Von Fachwerk bis Jugendstil

Altstädte

 

 

Ja, natürlich ist die imposanteste Fachwerkstadt der Gegend das allseits bekannte und IM Wesertal gelegene Hann. Münden. Wenn du Orte mit Häusern aus Holz und Lehm angucken willst, führt kein Weg an dieser wirklich beeindruckenden Stadt vorbei. Da brauche ich dir nicht viel zu erzählen – außer vielleicht, dass es sich durchaus lohnt, die Fußgängerzone auch mal zu verlassen. Da gibt es eine Menge prächtiger Häuser aus anderen Stilepochen zu entdecken.

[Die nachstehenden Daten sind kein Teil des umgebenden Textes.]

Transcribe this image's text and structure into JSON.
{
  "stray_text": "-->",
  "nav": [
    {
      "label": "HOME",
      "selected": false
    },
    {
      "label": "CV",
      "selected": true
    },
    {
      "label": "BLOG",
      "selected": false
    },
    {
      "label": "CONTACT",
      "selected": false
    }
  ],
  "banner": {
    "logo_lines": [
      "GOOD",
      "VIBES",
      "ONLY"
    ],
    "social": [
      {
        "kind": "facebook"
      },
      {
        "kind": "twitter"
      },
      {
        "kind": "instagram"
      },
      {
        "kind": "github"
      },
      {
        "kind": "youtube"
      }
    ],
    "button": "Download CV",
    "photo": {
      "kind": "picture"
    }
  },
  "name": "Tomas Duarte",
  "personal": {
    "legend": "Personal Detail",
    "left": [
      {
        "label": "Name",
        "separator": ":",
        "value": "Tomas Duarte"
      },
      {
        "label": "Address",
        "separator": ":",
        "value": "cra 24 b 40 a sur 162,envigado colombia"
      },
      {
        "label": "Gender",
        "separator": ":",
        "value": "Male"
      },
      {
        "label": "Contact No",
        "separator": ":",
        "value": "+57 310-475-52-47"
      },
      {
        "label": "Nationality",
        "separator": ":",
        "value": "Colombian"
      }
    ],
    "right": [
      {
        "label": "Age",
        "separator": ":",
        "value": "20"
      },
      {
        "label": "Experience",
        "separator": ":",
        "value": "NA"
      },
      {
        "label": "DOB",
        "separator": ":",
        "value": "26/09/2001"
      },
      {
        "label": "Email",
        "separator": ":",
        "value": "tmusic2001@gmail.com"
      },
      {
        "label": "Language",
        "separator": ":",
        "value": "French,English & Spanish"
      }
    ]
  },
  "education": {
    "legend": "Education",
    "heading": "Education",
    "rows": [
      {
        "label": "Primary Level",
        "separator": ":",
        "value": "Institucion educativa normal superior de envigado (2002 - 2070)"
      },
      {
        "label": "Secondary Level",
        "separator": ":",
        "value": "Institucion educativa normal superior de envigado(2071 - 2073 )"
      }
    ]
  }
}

Weißt du übrigens, dass Hann. Münden eigentlich Hannoversch Münden heißt? Nein? Kein Wunder – selbst auf dem Ortsschild an der Stadtgrenze steht "Hann. Münden". In sämtlichen Verkehrsnachrichten spricht man von "Hann. Münden" (haben mir Einheimische erzählt, die ich darauf angekrächzt habe). Sämtliche Verkehrsschilder, die ich mir daraufhin angeschaut habe, schrieben "Hann. Münden". Eine Landkarte war ganz sparsam und notierte sogar nur "Münden". Ich bin gespannt, wann die Stadt offiziell umbenannt wird.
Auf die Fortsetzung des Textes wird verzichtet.